かかと〜足首を包み込む「AIR BLOCK 888」は、表面に僅かな凹凸を持つジグザグ模様が特徴的。EQUIPE R HABU WINTER JACKET S9 を筆頭に、最新のジャケット、タイツに使われているソフトシェル素材です。そうそう、GT SPIDER BAG C2(スパイダーバッグ)もこの素材ですね。
高い防風性に加えて、表面の撥水効果により小雨程度の雨や、濡れた路面からの跳ね上げを弾いてくれます。「スプリングフォール」がエアロ効果を重視しているのに対して、「ウィンター」は防寒性と耐候性を重視していると言えます。この辺りの性能の違いは、走る環境やスタイルによって選んでいただければ良いでしょう。
つま先部分は、表面に3レイヤーのソフトシェル「NEOS MEDIUM」を配置。より高い防風性と撥水性を発揮して、冷えに悩まされるつま先をしっかりガードしてくれます。プラス、裏地に起毛フリースを貼り合わせているので、暖かさは「スプリングフォール」よりも一段階上。また、透湿性も兼ね備えているので、ブーティ内部の汗蒸れを残さず、ドライで快適な状態を保ってくれます。
エアロと防寒性を兼ね備えた究極の機能美。
「エアロタイプのシューズカバーだから、そんなに暖かくないんでしょ?」と思われがちですが、いやいや、これが意外と暖かいんです。以前、同様のシューズカバーを使っていたから言えるのですが、シューズをラッピングするようにフィットするので、シューズ内の気密性が増して、隙間から冷たい風が入ってくることもなければ、中の暖かい空気を逃さない。この効果が非常に大きいんです。

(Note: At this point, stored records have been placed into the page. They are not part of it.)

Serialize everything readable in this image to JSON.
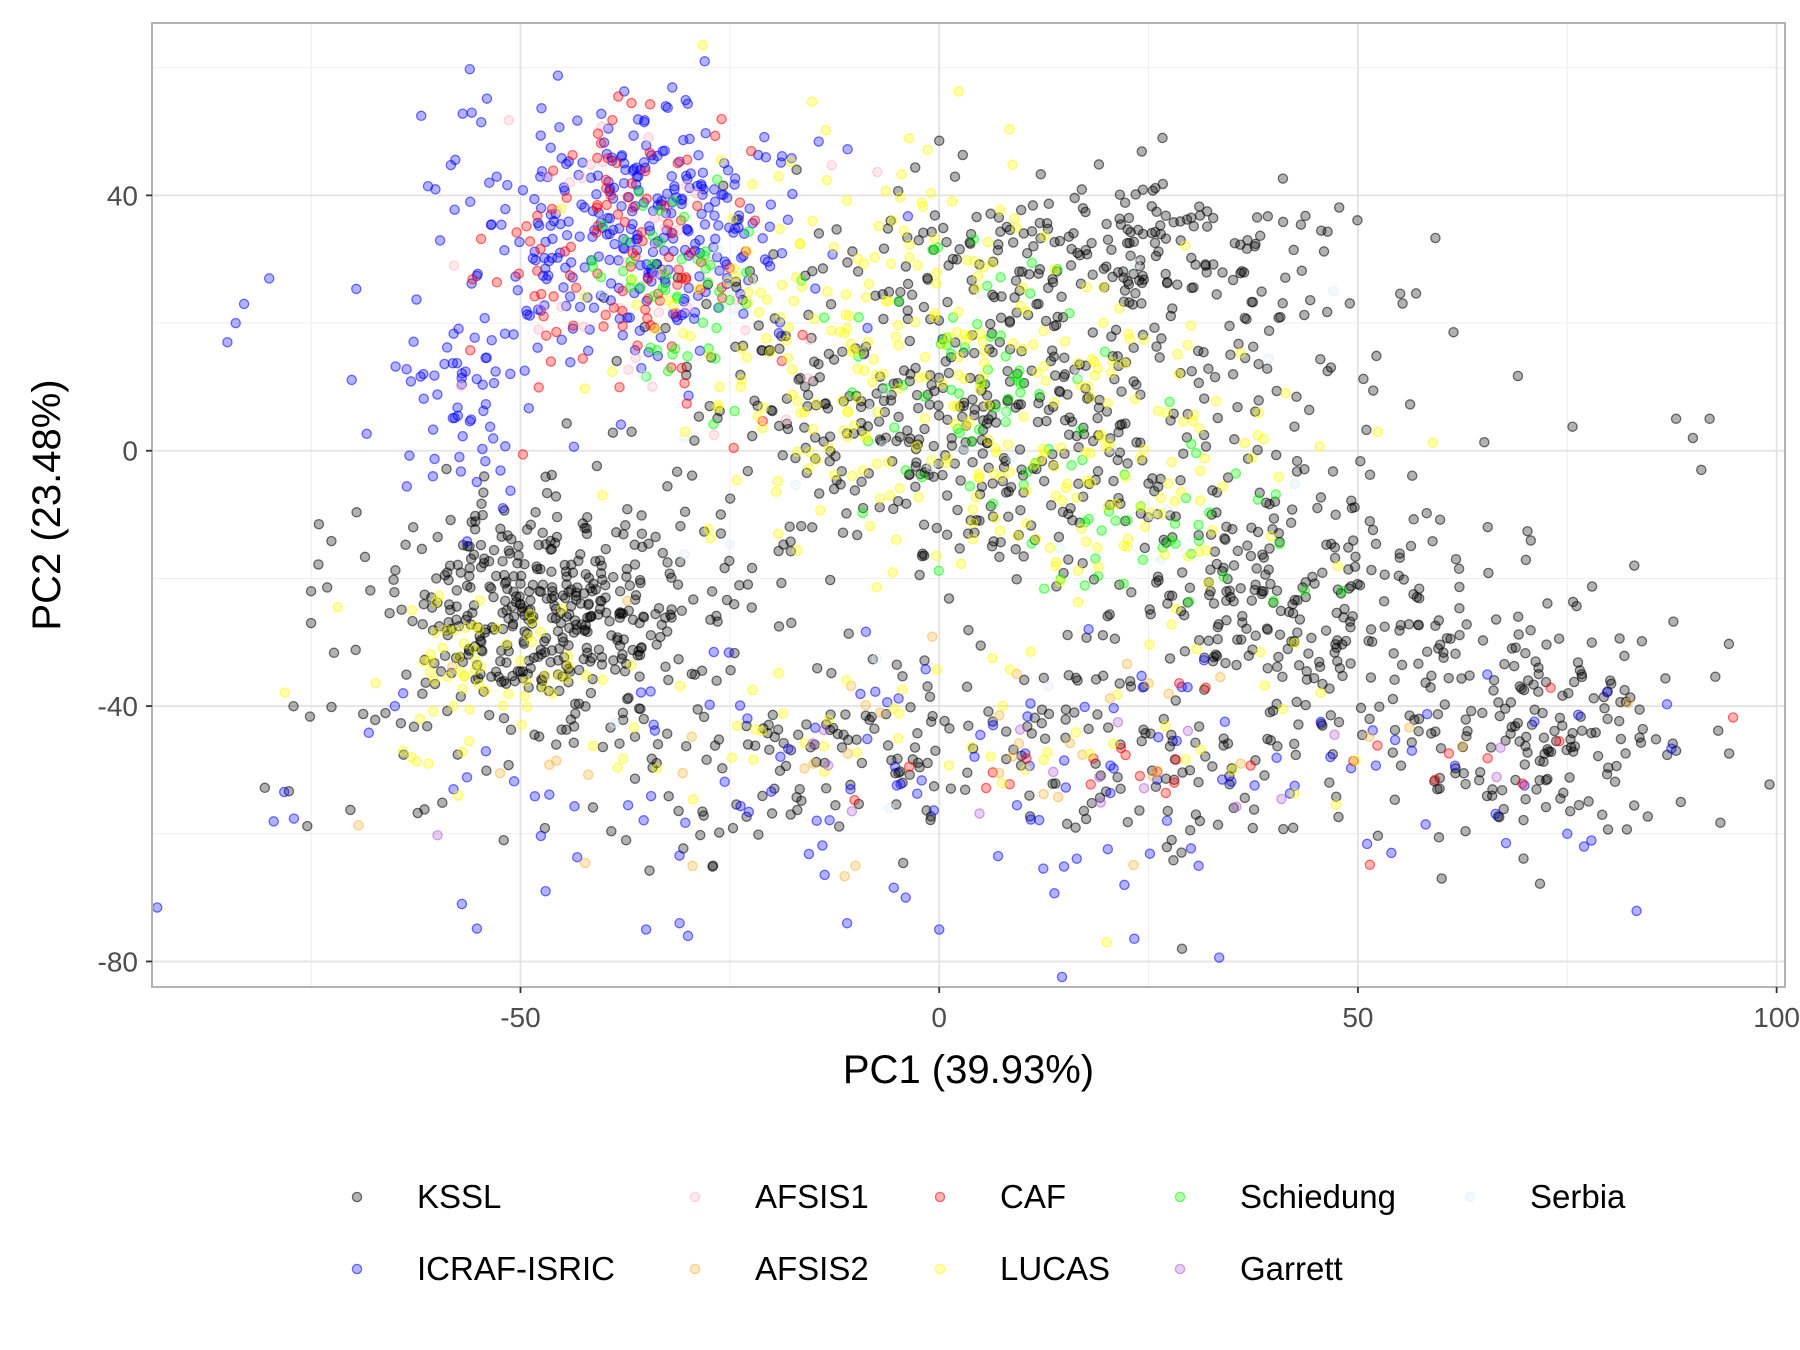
{
  "chart_data": {
    "type": "scatter",
    "title": "",
    "xlabel": "PC1 (39.93%)",
    "ylabel": "PC2 (23.48%)",
    "xlim": [
      -94,
      101
    ],
    "ylim": [
      -84,
      67
    ],
    "x_ticks": [
      -50,
      0,
      50,
      100
    ],
    "x_tick_labels": [
      "-50",
      "0",
      "50",
      "100"
    ],
    "y_ticks": [
      -80,
      -40,
      0,
      40
    ],
    "y_tick_labels": [
      "-80",
      "-40",
      "0",
      "40"
    ],
    "grid": true,
    "legend_position": "bottom",
    "series": [
      {
        "name": "KSSL",
        "color": "#000000",
        "count": 1800,
        "clusters": [
          {
            "cx": -48,
            "cy": -25,
            "sx": 10,
            "sy": 8,
            "w": 0.22
          },
          {
            "cx": 5,
            "cy": 5,
            "sx": 22,
            "sy": 14,
            "w": 0.3
          },
          {
            "cx": 45,
            "cy": -25,
            "sx": 12,
            "sy": 10,
            "w": 0.13
          },
          {
            "cx": 20,
            "cy": 32,
            "sx": 14,
            "sy": 6,
            "w": 0.1
          },
          {
            "cx": 5,
            "cy": -48,
            "sx": 40,
            "sy": 8,
            "w": 0.17
          },
          {
            "cx": 72,
            "cy": -42,
            "sx": 9,
            "sy": 9,
            "w": 0.08
          }
        ],
        "points": [
          [
            -75,
            -22
          ],
          [
            -75,
            -27
          ],
          [
            88,
            5
          ],
          [
            92,
            5
          ],
          [
            90,
            2
          ],
          [
            91,
            -3
          ],
          [
            83,
            -18
          ],
          [
            88,
            -47
          ],
          [
            29,
            -78
          ],
          [
            -52,
            -61
          ],
          [
            -27,
            -65
          ],
          [
            60,
            -67
          ]
        ]
      },
      {
        "name": "ICRAF-ISRIC",
        "color": "#0000ff",
        "count": 520,
        "clusters": [
          {
            "cx": -35,
            "cy": 35,
            "sx": 10,
            "sy": 10,
            "w": 0.62
          },
          {
            "cx": -55,
            "cy": 8,
            "sx": 5,
            "sy": 10,
            "w": 0.14
          },
          {
            "cx": 10,
            "cy": -52,
            "sx": 38,
            "sy": 10,
            "w": 0.24
          }
        ],
        "points": [
          [
            -85,
            17
          ],
          [
            -84,
            20
          ],
          [
            -83,
            23
          ],
          [
            -80,
            27
          ],
          [
            -56,
            39
          ],
          [
            -57,
            -71
          ],
          [
            -47,
            -69
          ],
          [
            -35,
            -75
          ],
          [
            -31,
            -74
          ],
          [
            -30,
            -76
          ],
          [
            -11,
            -74
          ],
          [
            -4,
            -70
          ],
          [
            0,
            -75
          ],
          [
            -64,
            -38
          ],
          [
            -65,
            -40
          ],
          [
            77,
            -62
          ],
          [
            54,
            -63
          ],
          [
            75,
            -60
          ],
          [
            -28,
            61
          ]
        ]
      },
      {
        "name": "AFSIS1",
        "color": "#ffb6c1",
        "count": 40,
        "clusters": [
          {
            "cx": -35,
            "cy": 30,
            "sx": 10,
            "sy": 12,
            "w": 1
          }
        ],
        "points": []
      },
      {
        "name": "CAF",
        "color": "#ff0000",
        "count": 140,
        "clusters": [
          {
            "cx": -38,
            "cy": 30,
            "sx": 9,
            "sy": 13,
            "w": 0.8
          },
          {
            "cx": 40,
            "cy": -48,
            "sx": 22,
            "sy": 6,
            "w": 0.2
          }
        ],
        "points": []
      },
      {
        "name": "Schiedung",
        "color": "#00ff00",
        "count": 150,
        "clusters": [
          {
            "cx": -30,
            "cy": 25,
            "sx": 6,
            "sy": 8,
            "w": 0.35
          },
          {
            "cx": 5,
            "cy": 12,
            "sx": 8,
            "sy": 10,
            "w": 0.35
          },
          {
            "cx": 25,
            "cy": -10,
            "sx": 10,
            "sy": 8,
            "w": 0.3
          }
        ],
        "points": []
      },
      {
        "name": "Serbia",
        "color": "#d9ecf7",
        "count": 30,
        "clusters": [
          {
            "cx": -5,
            "cy": 0,
            "sx": 25,
            "sy": 20,
            "w": 1
          }
        ],
        "points": []
      },
      {
        "name": "AFSIS2",
        "color": "#f7b23b",
        "count": 40,
        "clusters": [
          {
            "cx": 0,
            "cy": -45,
            "sx": 35,
            "sy": 10,
            "w": 1
          }
        ],
        "points": [
          [
            -10,
            -65
          ],
          [
            36,
            -49
          ]
        ]
      },
      {
        "name": "LUCAS",
        "color": "#ffff00",
        "count": 460,
        "clusters": [
          {
            "cx": -5,
            "cy": 15,
            "sx": 15,
            "sy": 15,
            "w": 0.55
          },
          {
            "cx": 25,
            "cy": -5,
            "sx": 12,
            "sy": 12,
            "w": 0.2
          },
          {
            "cx": -55,
            "cy": -32,
            "sx": 6,
            "sy": 5,
            "w": 0.12
          },
          {
            "cx": 0,
            "cy": -45,
            "sx": 30,
            "sy": 6,
            "w": 0.13
          }
        ],
        "points": [
          [
            -64,
            -47
          ],
          [
            -63,
            -48
          ],
          [
            -62,
            -42
          ],
          [
            -61,
            -49
          ],
          [
            -58,
            -40
          ],
          [
            20,
            -77
          ]
        ]
      },
      {
        "name": "Garrett",
        "color": "#b15fd6",
        "count": 18,
        "clusters": [
          {
            "cx": 30,
            "cy": -50,
            "sx": 30,
            "sy": 6,
            "w": 1
          }
        ],
        "points": []
      }
    ]
  },
  "legend": {
    "rows": [
      [
        "KSSL",
        "AFSIS1",
        "CAF",
        "Schiedung",
        "Serbia"
      ],
      [
        "ICRAF-ISRIC",
        "AFSIS2",
        "LUCAS",
        "Garrett"
      ]
    ]
  }
}
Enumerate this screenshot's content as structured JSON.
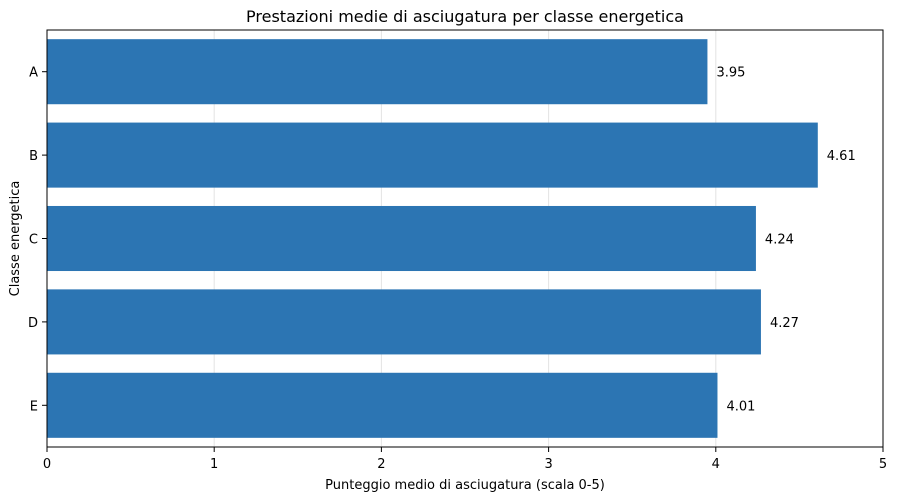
{
  "chart_data": {
    "type": "bar",
    "orientation": "horizontal",
    "title": "Prestazioni medie di asciugatura per classe energetica",
    "xlabel": "Punteggio medio di asciugatura (scala 0-5)",
    "ylabel": "Classe energetica",
    "categories": [
      "A",
      "B",
      "C",
      "D",
      "E"
    ],
    "values": [
      3.95,
      4.61,
      4.24,
      4.27,
      4.01
    ],
    "value_labels": [
      "3.95",
      "4.61",
      "4.24",
      "4.27",
      "4.01"
    ],
    "xlim": [
      0,
      5
    ],
    "xticks": [
      0,
      1,
      2,
      3,
      4,
      5
    ],
    "xtick_labels": [
      "0",
      "1",
      "2",
      "3",
      "4",
      "5"
    ],
    "grid": "vertical",
    "bar_color": "#2c75b3"
  }
}
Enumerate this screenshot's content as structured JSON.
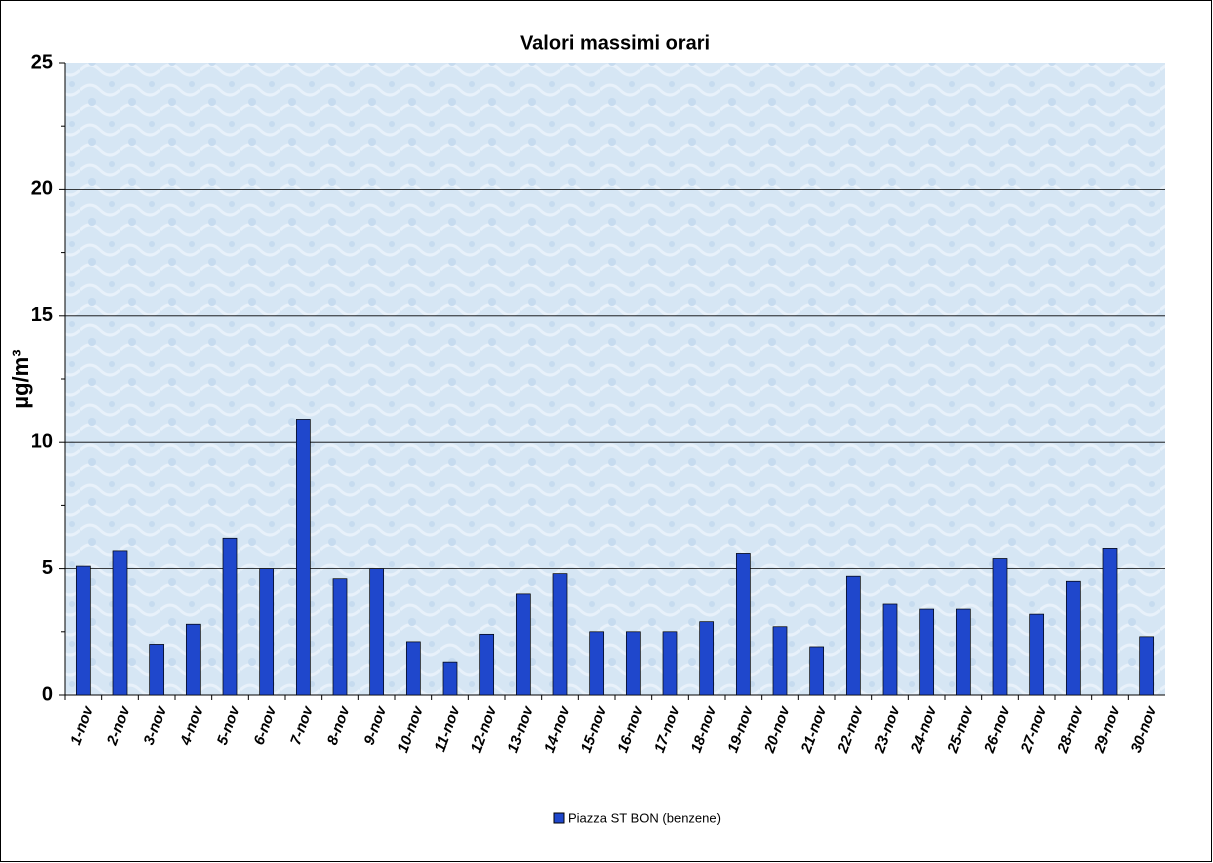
{
  "chart_data": {
    "type": "bar",
    "title": "Valori massimi orari",
    "ylabel": "µg/m³",
    "categories": [
      "1-nov",
      "2-nov",
      "3-nov",
      "4-nov",
      "5-nov",
      "6-nov",
      "7-nov",
      "8-nov",
      "9-nov",
      "10-nov",
      "11-nov",
      "12-nov",
      "13-nov",
      "14-nov",
      "15-nov",
      "16-nov",
      "17-nov",
      "18-nov",
      "19-nov",
      "20-nov",
      "21-nov",
      "22-nov",
      "23-nov",
      "24-nov",
      "25-nov",
      "26-nov",
      "27-nov",
      "28-nov",
      "29-nov",
      "30-nov"
    ],
    "series": [
      {
        "name": "Piazza ST BON (benzene)",
        "color": "#1f47cc",
        "values": [
          5.1,
          5.7,
          2.0,
          2.8,
          6.2,
          5.0,
          10.9,
          4.6,
          5.0,
          2.1,
          1.3,
          2.4,
          4.0,
          4.8,
          2.5,
          2.5,
          2.5,
          2.9,
          5.6,
          2.7,
          1.9,
          4.7,
          3.6,
          3.4,
          3.4,
          5.4,
          3.2,
          4.5,
          5.8,
          2.3
        ]
      }
    ],
    "ylim": [
      0,
      25
    ],
    "yticks": [
      0,
      5,
      10,
      15,
      20,
      25
    ],
    "yminorticks": [
      2.5,
      7.5,
      12.5,
      17.5,
      22.5
    ],
    "grid": true,
    "legend": "bottom"
  }
}
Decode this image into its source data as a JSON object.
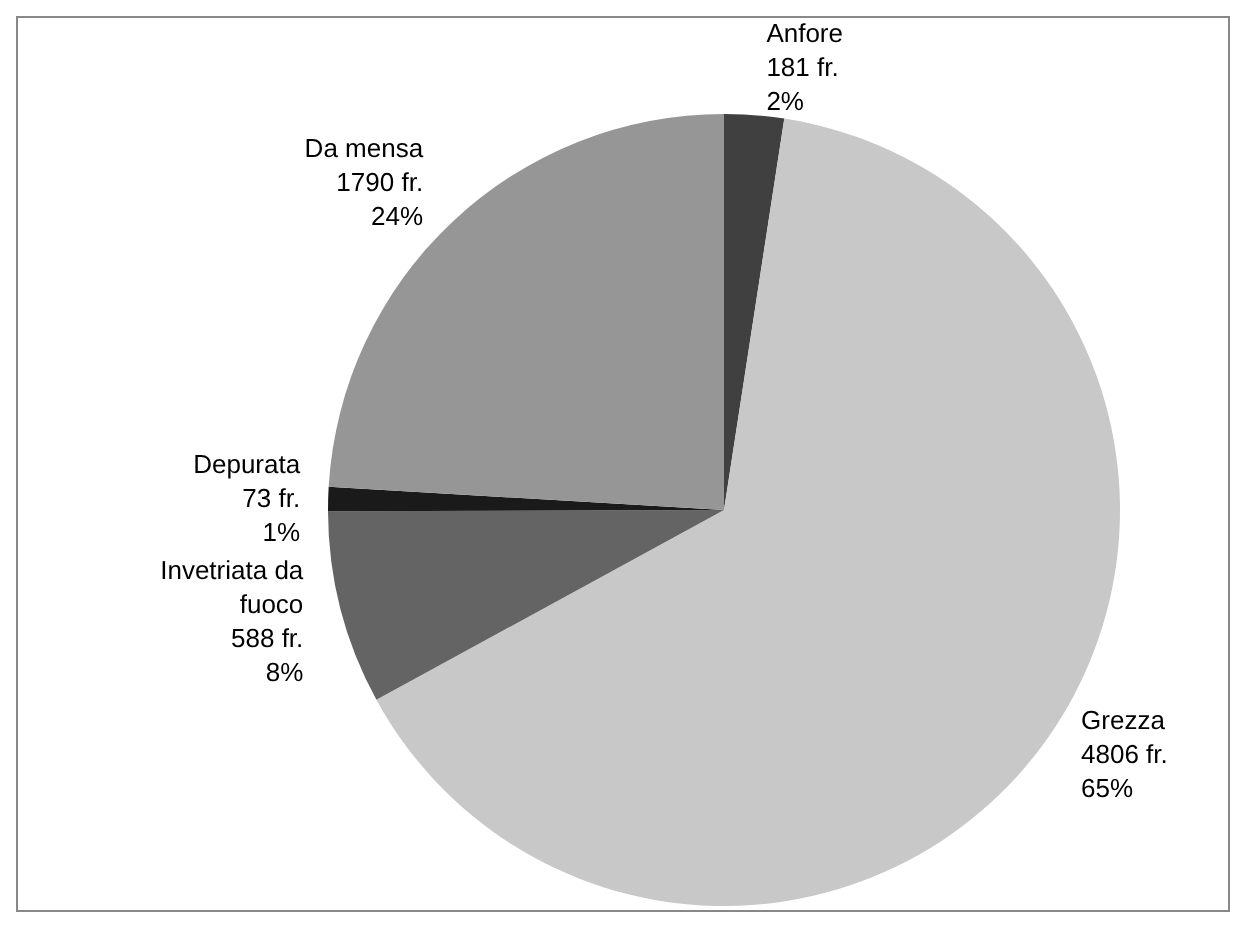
{
  "chart_data": {
    "type": "pie",
    "categories": [
      "Anfore",
      "Grezza",
      "Invetriata da\nfuoco",
      "Depurata",
      "Da mensa"
    ],
    "values": [
      181,
      4806,
      588,
      73,
      1790
    ],
    "colors": [
      "#404040",
      "#c8c8c8",
      "#646464",
      "#1a1a1a",
      "#969696"
    ],
    "value_labels": [
      "181 fr.\n2%",
      "4806 fr.\n65%",
      "588 fr.\n8%",
      "73 fr.\n1%",
      "1790 fr.\n24%"
    ],
    "legend": false
  }
}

それから、最終的にモノを選ぶ決め手として、見た目のスタイリッシュさも大事ですよね。不思議なことに、機能を追求していくと、見た目も美しいと感じるもの。アソスのスピードブーティは、一切の無駄を排除した「機能美」もお楽しみいただけます。フツウのシューズカバーに物足りなくなった方へ、キレッキレのスピードブーティをどうぞ!